Sarah Turner

PhD Researcher | Socio-technical Cyber Security | HCI | Data Protection and Privacy

Sarah Turner is a PhD Researcher in the School of Computing at the University of Kent, and a member of the Institute of Cyber Security for Society iCSS. Her research focuses on how families address the cyber security issues arising from using Internet of Things devices in the home.

Prior to this, Sarah received an MPA in Digital Technology and Public Policy from UCL’s Department of Science, Technology, Engineering and Public Policy, and spent some time working as a Research Associate at PETRAS, the National Centre of Excellence for IoT Systems Cybersecurity.

A lifelong collector of degrees of all shapes and sizes, Sarah has an MA in Literae Humaniores from the University of Oxford, an LLB from BPP Law School, and an MBA from the Open University. The last two of those were undertaken whilst she worked full-time in the financial services industry, creating and managing teams and technologies to meet regulatory obligations.

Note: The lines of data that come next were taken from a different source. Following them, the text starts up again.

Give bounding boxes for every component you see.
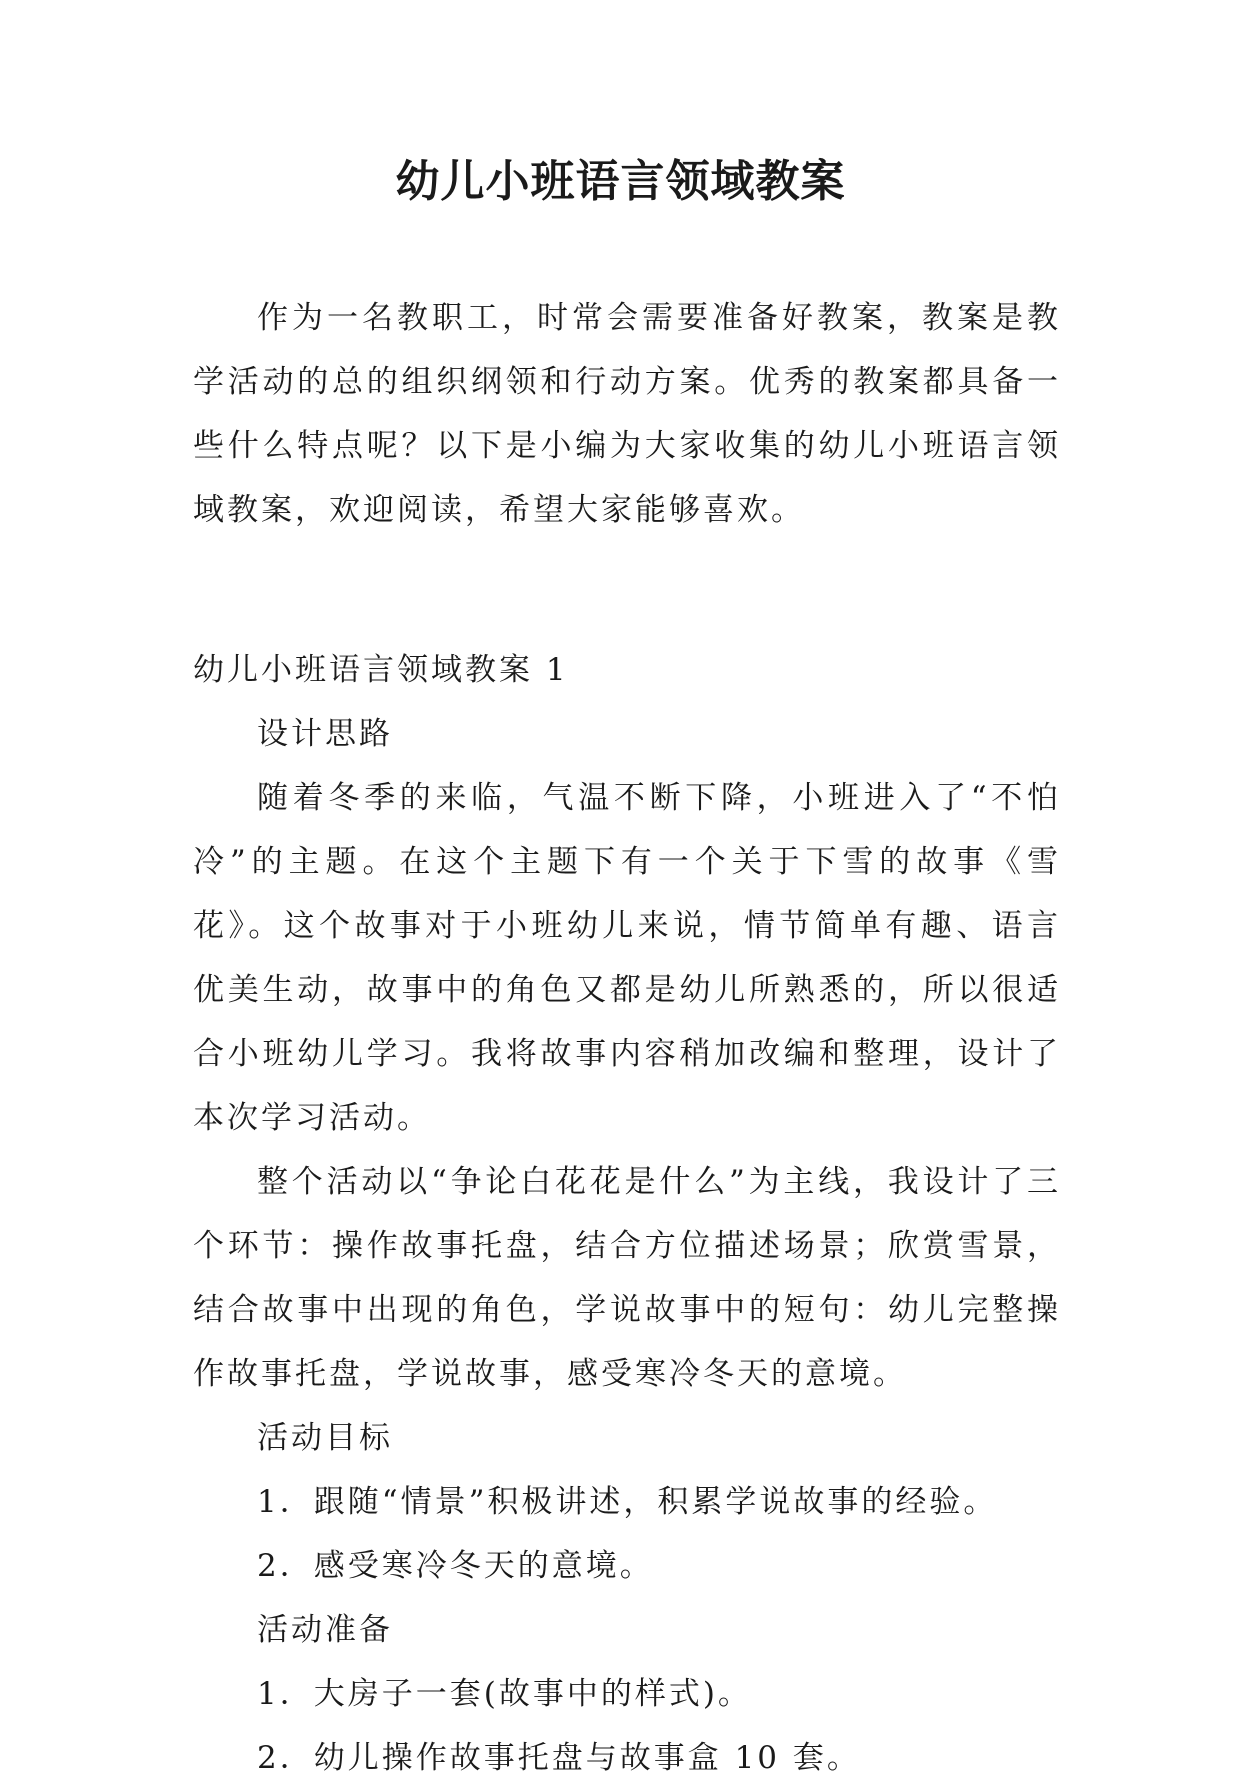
- section-title: 幼儿小班语言领域教案 1: [193, 652, 569, 688]
- prep-item-1: 1．大房子一套(故事中的样式)。: [257, 1676, 752, 1712]
- goal-item-1: 1．跟随“情景”积极讲述，积累学说故事的经验。: [257, 1484, 998, 1520]
- prep-item-2: 2．幼儿操作故事托盘与故事盒 10 套。: [257, 1740, 861, 1776]
- heading-prep: 活动准备: [257, 1612, 393, 1648]
- goal-item-2: 2．感受寒冷冬天的意境。: [257, 1548, 654, 1584]
- document-body: [193, 286, 1061, 1790]
- paragraph-gap: [193, 542, 1061, 638]
- document-title: 幼儿小班语言领域教案: [395, 156, 846, 207]
- design-paragraph-2: 整个活动以“争论白花花是什么”为主线，我设计了三个环节：操作故事托盘，结合方位描述场景；欣赏雪景，结合故事中出现的角色，学说故事中的短句：幼儿完整操作故事托盘，学说故事，感受寒冷冬天的意境。: [193, 1164, 1061, 1392]
- design-paragraph-1: 随着冬季的来临，气温不断下降，小班进入了“不怕冷”的主题。在这个主题下有一个关于下雪的故事《雪花》。这个故事对于小班幼儿来说，情节简单有趣、语言优美生动，故事中的角色又都是幼儿所熟悉的，所以很适合小班幼儿学习。我将故事内容稍加改编和整理，设计了本次学习活动。: [193, 780, 1061, 1136]
- intro-paragraph: 作为一名教职工，时常会需要准备好教案，教案是教学活动的总的组织纲领和行动方案。优秀的教案都具备一些什么特点呢？以下是小编为大家收集的幼儿小班语言领域教案，欢迎阅读，希望大家能够喜欢。: [193, 300, 1061, 528]
- heading-goals: 活动目标: [257, 1420, 393, 1456]
- heading-design: 设计思路: [257, 716, 393, 752]
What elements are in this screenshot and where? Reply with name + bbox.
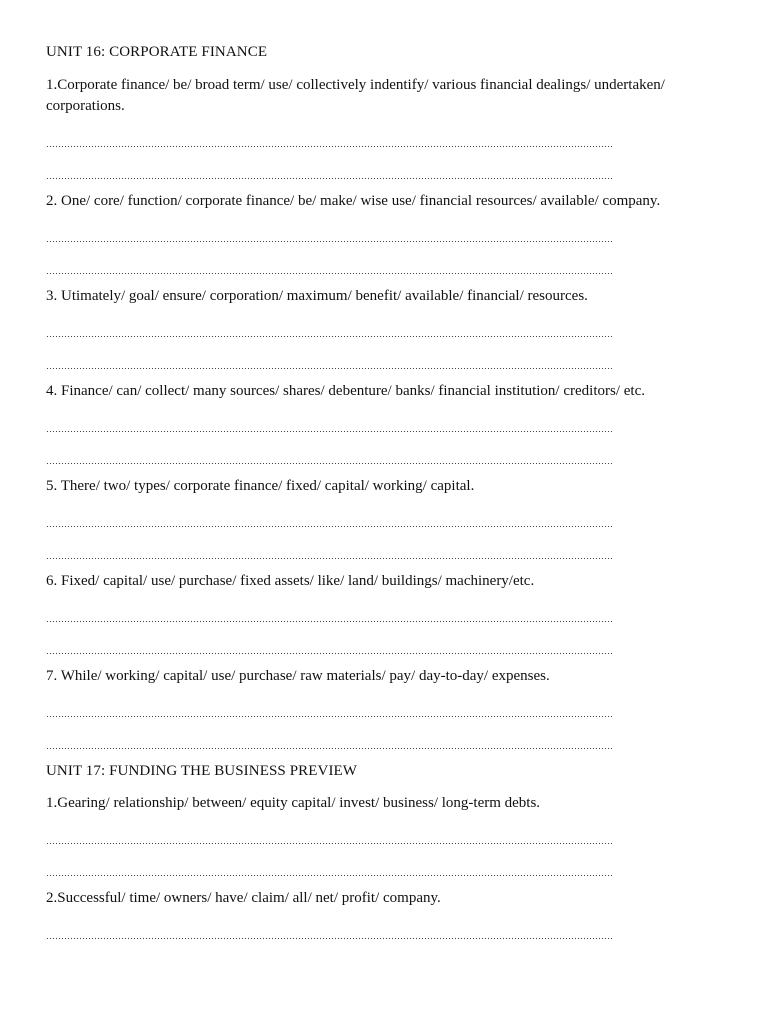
answer-line[interactable] <box>46 846 612 878</box>
answer-line[interactable] <box>46 339 612 371</box>
answer-line[interactable] <box>46 307 612 339</box>
answer-line[interactable] <box>46 149 612 181</box>
exercise-prompt: 2. One/ core/ function/ corporate finance/ be/ make/ wise use/ financial resources/ available/ company. <box>46 193 661 209</box>
exercise-prompt: 3. Utimately/ goal/ ensure/ corporation/ maximum/ benefit/ available/ financial/ resources. <box>46 288 588 304</box>
exercise-item <box>46 666 736 751</box>
exercise-item <box>46 793 736 878</box>
answer-line[interactable] <box>46 212 612 244</box>
answer-line[interactable] <box>46 244 612 276</box>
answer-line[interactable] <box>46 719 612 751</box>
answer-line[interactable] <box>46 117 612 149</box>
answer-line[interactable] <box>46 687 612 719</box>
exercise-item <box>46 571 736 656</box>
unit-17-section <box>46 761 736 941</box>
answer-line[interactable] <box>46 814 612 846</box>
exercise-item <box>46 381 736 466</box>
answer-line[interactable] <box>46 624 612 656</box>
answer-line[interactable] <box>46 529 612 561</box>
answer-line[interactable] <box>46 402 612 434</box>
unit-heading: UNIT 16: CORPORATE FINANCE <box>46 44 268 60</box>
exercise-item <box>46 476 736 561</box>
answer-line[interactable] <box>46 909 612 941</box>
exercise-prompt: 2.Successful/ time/ owners/ have/ claim/ all/ net/ profit/ company. <box>46 890 441 906</box>
exercise-item <box>46 191 736 276</box>
answer-line[interactable] <box>46 592 612 624</box>
unit-16-section <box>46 42 736 751</box>
exercise-prompt: 1.Gearing/ relationship/ between/ equity capital/ invest/ business/ long-term debts. <box>46 795 541 811</box>
answer-line[interactable] <box>46 434 612 466</box>
exercise-item <box>46 888 736 941</box>
exercise-item <box>46 286 736 371</box>
unit-heading: UNIT 17: FUNDING THE BUSINESS PREVIEW <box>46 763 358 779</box>
exercise-item <box>46 75 736 181</box>
exercise-prompt: 4. Finance/ can/ collect/ many sources/ shares/ debenture/ banks/ financial institution/ creditors/ etc. <box>46 383 645 399</box>
exercise-prompt: 5. There/ two/ types/ corporate finance/ fixed/ capital/ working/ capital. <box>46 478 475 494</box>
exercise-prompt: 6. Fixed/ capital/ use/ purchase/ fixed assets/ like/ land/ buildings/ machinery/etc. <box>46 573 535 589</box>
exercise-prompt: 7. While/ working/ capital/ use/ purchase/ raw materials/ pay/ day-to-day/ expenses. <box>46 668 550 684</box>
answer-line[interactable] <box>46 497 612 529</box>
worksheet-page <box>46 42 736 941</box>
exercise-prompt: 1.Corporate finance/ be/ broad term/ use/ collectively indentify/ various financial dealings/ undertaken/ corporations. <box>46 77 665 114</box>
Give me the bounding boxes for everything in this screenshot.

As a result of her interdisciplinary background and work experience, Sarah is particularly interested in how systems get to a point of needing to be regulated, and what that regulation should look like; why people use technology they don’t always fully understand, how they can hope to use them safely and how such technologies should be designed and created. As well as researching these issues in an academic capacity, she provides consultancy services for organisations trying to figure these things out (do get in touch if you’re such an organisation!).

Outside of her research, Sarah is a Director/Trustee and Caldicott Guardian of the Breastfeeding Network, as well as a long-standing peer supporter of new parents facing infant feeding problems in the London borough of Tower Hamlets and on the National Breastfeeding Helpline.